Some of the things we wanted to achieve with our continuous delivery model:
- Increase flow in our delivery process
- Catch any bugs that slipped through
- Identify any usability issues
- Realise value from our code as soon as it is generated
We were intent on measuring our AB tests and multivariate tests vigorously to ensure we had appropriate confidence in our conclusions. And this is where things can get tricky. If we’re running an AB test whilst at the same time continually deploying changes to production how can avoid polluting our test results? We could try managing this in code or keep track of things in our heads, or run a register of live tests and make try to stay clear of anything that might have an impact. All of those approaches seemed contrary to helping a team generate flow.
Instead the approach we took was the introduction of “Canary Builds”. From what I can tell the term was introduced by the Chromium team for the edge builds they release for developers and early adopters. Our usage of the term is a little different in that we’re releasing to an advance party of users but those users are randomly selected.
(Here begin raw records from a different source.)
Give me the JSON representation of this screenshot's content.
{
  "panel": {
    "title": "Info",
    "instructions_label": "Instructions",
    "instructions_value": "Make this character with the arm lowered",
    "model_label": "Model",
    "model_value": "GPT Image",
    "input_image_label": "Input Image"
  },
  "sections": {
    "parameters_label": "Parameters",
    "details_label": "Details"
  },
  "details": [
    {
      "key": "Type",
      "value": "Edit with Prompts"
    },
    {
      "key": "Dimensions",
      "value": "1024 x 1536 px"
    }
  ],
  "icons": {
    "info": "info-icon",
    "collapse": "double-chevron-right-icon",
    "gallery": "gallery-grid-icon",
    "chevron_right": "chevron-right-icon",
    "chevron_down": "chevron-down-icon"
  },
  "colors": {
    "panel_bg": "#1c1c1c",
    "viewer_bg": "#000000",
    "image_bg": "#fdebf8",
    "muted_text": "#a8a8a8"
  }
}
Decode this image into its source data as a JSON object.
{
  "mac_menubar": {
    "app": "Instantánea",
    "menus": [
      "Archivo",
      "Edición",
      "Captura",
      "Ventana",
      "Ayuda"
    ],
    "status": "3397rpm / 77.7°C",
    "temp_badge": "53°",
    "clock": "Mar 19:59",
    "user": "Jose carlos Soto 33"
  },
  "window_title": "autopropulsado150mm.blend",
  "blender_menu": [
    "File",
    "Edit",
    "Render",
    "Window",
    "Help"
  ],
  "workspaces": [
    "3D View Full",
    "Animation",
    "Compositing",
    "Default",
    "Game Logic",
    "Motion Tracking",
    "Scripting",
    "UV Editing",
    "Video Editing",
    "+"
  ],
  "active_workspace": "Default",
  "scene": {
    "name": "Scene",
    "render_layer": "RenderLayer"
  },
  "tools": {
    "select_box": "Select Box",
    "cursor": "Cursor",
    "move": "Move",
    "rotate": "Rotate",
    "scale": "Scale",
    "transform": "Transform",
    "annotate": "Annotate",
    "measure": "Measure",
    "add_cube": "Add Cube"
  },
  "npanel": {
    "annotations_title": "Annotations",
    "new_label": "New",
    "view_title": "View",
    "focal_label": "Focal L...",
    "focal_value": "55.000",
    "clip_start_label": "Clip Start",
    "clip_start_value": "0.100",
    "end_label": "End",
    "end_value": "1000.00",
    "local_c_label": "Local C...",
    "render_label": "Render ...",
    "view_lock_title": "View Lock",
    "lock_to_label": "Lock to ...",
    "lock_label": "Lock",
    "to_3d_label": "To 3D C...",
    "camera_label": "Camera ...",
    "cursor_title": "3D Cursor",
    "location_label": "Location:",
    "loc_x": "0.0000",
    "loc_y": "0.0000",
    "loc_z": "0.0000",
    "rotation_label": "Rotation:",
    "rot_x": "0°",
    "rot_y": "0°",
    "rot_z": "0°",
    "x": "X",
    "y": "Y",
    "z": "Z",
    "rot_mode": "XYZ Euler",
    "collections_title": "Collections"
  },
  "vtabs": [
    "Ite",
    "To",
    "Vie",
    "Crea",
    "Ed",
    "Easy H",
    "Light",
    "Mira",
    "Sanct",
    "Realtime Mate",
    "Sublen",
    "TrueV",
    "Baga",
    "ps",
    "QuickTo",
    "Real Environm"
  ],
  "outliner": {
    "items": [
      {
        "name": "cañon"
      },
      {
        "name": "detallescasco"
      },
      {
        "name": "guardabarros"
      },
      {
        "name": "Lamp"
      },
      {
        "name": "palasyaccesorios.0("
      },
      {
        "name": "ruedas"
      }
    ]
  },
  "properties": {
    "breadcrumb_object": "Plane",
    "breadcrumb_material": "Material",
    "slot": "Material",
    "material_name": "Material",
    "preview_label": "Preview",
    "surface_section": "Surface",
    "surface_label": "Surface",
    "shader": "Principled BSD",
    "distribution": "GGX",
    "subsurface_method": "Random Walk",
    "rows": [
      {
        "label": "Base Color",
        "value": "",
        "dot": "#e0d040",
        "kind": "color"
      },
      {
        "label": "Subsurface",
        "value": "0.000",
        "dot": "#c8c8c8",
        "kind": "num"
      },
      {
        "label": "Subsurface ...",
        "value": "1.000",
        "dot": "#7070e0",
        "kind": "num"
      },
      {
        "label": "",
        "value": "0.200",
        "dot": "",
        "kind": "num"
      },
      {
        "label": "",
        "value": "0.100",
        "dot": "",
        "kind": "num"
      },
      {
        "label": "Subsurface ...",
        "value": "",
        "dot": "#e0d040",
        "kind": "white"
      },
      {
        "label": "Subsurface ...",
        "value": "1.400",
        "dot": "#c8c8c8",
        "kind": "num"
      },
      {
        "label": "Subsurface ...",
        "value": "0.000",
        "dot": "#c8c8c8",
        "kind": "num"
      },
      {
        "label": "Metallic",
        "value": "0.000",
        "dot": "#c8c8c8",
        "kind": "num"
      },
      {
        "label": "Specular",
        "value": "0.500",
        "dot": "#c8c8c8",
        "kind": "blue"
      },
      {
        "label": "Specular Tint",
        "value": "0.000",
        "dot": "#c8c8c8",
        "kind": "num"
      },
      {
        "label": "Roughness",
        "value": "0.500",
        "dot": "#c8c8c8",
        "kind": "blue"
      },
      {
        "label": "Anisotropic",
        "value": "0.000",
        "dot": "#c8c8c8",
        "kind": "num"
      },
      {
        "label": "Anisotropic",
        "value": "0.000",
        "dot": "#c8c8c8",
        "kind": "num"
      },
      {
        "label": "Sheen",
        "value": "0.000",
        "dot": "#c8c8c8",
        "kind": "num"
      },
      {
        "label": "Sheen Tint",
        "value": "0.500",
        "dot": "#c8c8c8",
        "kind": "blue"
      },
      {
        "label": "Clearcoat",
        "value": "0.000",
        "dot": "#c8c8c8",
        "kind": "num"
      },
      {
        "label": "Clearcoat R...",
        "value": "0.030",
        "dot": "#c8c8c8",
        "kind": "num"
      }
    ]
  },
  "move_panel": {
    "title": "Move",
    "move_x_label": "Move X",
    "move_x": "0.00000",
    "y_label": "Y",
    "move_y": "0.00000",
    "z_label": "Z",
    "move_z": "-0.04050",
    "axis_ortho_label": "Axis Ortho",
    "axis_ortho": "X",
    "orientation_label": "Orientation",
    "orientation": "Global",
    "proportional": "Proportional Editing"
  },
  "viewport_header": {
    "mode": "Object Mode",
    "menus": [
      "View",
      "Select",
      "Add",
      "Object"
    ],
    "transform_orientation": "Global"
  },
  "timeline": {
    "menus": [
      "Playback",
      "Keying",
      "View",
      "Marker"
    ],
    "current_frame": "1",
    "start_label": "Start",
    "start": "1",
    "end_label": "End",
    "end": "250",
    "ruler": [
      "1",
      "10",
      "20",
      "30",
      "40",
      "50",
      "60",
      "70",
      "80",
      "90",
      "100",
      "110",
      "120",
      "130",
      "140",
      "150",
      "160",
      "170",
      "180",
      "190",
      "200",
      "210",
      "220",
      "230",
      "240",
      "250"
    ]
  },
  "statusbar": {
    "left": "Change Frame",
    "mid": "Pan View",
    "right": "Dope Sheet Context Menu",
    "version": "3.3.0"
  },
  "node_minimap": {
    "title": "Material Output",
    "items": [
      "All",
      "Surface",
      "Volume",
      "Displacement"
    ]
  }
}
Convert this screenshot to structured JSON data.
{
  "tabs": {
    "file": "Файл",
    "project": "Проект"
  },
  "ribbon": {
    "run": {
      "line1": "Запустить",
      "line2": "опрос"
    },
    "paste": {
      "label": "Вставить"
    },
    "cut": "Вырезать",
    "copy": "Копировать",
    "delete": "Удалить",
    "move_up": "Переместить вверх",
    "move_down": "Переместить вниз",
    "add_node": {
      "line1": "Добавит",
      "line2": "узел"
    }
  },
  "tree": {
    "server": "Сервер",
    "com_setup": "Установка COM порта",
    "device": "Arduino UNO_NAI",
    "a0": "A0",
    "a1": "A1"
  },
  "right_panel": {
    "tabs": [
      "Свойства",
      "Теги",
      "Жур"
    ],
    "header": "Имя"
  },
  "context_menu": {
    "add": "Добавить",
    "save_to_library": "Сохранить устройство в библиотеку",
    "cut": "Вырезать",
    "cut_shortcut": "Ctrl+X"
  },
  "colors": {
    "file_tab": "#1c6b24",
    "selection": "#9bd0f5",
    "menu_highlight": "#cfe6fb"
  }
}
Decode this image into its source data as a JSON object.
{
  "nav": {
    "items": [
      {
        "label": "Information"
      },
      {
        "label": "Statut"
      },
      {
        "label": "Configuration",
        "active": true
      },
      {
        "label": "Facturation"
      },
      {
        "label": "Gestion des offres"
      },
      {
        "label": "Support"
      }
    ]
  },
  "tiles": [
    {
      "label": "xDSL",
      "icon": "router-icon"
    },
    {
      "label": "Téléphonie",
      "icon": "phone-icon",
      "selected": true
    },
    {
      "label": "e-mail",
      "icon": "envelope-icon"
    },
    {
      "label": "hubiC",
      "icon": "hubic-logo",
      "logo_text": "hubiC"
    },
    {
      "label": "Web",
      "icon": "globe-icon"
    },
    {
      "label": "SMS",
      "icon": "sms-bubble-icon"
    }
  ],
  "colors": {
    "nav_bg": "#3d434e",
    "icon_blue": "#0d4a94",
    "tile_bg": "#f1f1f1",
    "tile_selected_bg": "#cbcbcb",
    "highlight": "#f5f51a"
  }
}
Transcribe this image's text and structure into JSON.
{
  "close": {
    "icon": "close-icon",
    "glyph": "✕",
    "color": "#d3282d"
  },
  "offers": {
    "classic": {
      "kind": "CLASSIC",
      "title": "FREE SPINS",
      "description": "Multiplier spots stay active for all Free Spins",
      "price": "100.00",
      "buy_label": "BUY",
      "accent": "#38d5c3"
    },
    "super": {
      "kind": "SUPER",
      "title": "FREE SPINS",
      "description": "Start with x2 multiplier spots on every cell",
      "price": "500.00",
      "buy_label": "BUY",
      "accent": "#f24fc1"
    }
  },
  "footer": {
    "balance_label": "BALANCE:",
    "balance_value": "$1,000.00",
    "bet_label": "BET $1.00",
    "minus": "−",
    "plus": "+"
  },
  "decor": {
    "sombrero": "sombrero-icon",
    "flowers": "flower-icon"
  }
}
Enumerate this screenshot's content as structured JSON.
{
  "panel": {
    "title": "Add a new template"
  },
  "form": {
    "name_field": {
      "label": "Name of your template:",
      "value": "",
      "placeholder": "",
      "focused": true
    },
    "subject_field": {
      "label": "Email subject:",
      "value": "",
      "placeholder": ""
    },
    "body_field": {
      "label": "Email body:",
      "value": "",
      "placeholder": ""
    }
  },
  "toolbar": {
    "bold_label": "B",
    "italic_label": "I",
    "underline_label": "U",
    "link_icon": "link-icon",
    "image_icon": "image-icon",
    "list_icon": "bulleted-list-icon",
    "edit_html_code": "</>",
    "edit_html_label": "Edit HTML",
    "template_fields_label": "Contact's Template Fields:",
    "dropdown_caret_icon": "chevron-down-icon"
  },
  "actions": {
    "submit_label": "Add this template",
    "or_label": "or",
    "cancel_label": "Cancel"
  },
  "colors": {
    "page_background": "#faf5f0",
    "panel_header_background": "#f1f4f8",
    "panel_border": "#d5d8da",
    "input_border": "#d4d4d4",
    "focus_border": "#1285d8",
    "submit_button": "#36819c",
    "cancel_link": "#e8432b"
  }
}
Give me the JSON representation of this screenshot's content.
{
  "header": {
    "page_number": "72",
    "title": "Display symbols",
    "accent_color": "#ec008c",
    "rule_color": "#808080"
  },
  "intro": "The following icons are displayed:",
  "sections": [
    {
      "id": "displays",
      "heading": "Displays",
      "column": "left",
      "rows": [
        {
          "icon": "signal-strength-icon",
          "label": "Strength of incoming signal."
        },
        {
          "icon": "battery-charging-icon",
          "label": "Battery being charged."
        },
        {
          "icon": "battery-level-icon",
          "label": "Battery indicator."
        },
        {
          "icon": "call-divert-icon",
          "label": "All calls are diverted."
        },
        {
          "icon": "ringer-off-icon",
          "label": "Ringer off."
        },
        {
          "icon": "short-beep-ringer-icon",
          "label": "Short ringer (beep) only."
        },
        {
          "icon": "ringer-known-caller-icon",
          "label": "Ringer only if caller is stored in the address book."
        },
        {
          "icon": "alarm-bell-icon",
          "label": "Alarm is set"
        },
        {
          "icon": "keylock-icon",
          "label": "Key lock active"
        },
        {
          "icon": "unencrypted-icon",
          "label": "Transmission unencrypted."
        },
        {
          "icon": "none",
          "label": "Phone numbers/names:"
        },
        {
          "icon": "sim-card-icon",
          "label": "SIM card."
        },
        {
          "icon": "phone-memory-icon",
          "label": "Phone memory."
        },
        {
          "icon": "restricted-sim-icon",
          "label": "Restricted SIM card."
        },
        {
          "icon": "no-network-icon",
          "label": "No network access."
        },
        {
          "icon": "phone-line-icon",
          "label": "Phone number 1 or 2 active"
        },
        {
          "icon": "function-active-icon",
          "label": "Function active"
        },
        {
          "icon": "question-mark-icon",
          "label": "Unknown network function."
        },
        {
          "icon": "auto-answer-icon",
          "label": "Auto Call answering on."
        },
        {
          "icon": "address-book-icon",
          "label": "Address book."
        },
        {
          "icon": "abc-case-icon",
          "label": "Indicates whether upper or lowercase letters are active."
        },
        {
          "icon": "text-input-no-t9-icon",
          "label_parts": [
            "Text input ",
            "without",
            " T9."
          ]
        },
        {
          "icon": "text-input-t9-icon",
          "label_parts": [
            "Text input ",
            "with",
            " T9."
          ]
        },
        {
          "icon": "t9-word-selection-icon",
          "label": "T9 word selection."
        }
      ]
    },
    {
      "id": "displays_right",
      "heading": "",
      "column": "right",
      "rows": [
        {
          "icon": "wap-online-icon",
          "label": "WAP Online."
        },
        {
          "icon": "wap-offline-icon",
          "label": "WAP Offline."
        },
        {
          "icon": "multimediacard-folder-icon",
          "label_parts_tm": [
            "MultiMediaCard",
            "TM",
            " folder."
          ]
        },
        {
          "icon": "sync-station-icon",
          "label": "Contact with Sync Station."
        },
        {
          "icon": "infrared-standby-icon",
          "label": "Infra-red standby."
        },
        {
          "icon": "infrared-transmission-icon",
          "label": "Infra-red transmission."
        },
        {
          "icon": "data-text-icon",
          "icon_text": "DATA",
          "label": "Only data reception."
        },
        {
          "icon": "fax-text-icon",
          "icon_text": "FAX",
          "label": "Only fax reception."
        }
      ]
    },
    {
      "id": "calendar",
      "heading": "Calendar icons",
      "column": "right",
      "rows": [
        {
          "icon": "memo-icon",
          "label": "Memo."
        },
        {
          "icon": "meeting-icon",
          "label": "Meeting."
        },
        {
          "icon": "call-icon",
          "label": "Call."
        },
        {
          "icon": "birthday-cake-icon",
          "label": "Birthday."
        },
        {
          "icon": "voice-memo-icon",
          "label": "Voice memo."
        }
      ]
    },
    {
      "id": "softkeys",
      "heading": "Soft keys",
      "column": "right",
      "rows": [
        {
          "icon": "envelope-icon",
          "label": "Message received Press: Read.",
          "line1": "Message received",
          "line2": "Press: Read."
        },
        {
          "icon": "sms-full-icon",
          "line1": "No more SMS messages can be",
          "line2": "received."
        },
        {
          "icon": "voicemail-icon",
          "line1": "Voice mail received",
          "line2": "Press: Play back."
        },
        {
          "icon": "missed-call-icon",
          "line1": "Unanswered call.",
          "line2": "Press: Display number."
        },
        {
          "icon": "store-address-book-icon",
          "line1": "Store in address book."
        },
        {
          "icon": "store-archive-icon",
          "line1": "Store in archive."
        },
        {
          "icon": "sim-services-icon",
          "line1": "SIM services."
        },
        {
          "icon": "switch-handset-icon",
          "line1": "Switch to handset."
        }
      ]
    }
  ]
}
Running AB tests was handled in many different ways. Some tests were run using client side js tools like Google’s Website Optimizer or Visual Website Optimizer which do a great job of presenting results and providing tools to make testing small changes easier to deliver. However some of the tests we wanted to run required more fundamental changes to the product offering. For example if we want to test what happens if we rerank the results of our hotels availability search or changed the “hero” image selection criteria we needed to get server side to achieve that.
In the process of solving our server side split testing challenge we adopted an approach to deployment and infrastructure configuration that deploys different sets of code to different servers. We created a Chef cookbook that sets up a load balancer to drive A/B split tests, splitting traffic between experiment variants. The application was able to provide it’s variant name back to the app itself and from there to Statsd and Graphite, Omniture and some other usage data repositories like our Real User Metrics datastore, and our hotels pricing and availability datastore.
So AB testing for server side changes was solved for the time being. The next challenge was how do we keep doing Continuous Delivery (and continuous deployment for some of our apps) without disrupting our split tests. Given the low volume of data we were getting for some of the tests we needed to run for a week or more. During that time we still needed to deploy our new code, keep flow in the team, get user feedback fast, and see any bugs that slipped through.
Our Tech Lead Dave Nolan provided an ingenious solution that turned out to deliver value above and beyond just side stepping the conflict between AB testing and Continuous Deployment. Our Chef cookbook was modified to optionally send a configurable proportion of our traffic to a Canary Build. We adopted 5% of traffic as a working default. The result was that our split tests kept running the tagged versions of our apps until we had enough data to be confident in our split tests while the latest version of master was presented to real users after every commit. Our feedback loops stayed short and we had the added benefit of only subjecting a small percentage of users to the new software which worked for us as we had adopted an attitude that prioritises MMTR over MTBF.
Of course all of this introduced some new challenges around how we persist our application data, handle migrations and the like but I’ll talk about that in another post. We also still needed to address how we would capture value from our code as soon as possible and I hope to write something about our early work with Myna.
I’d love to hear about how other team manage concurrent split testing and Continuous Delivery.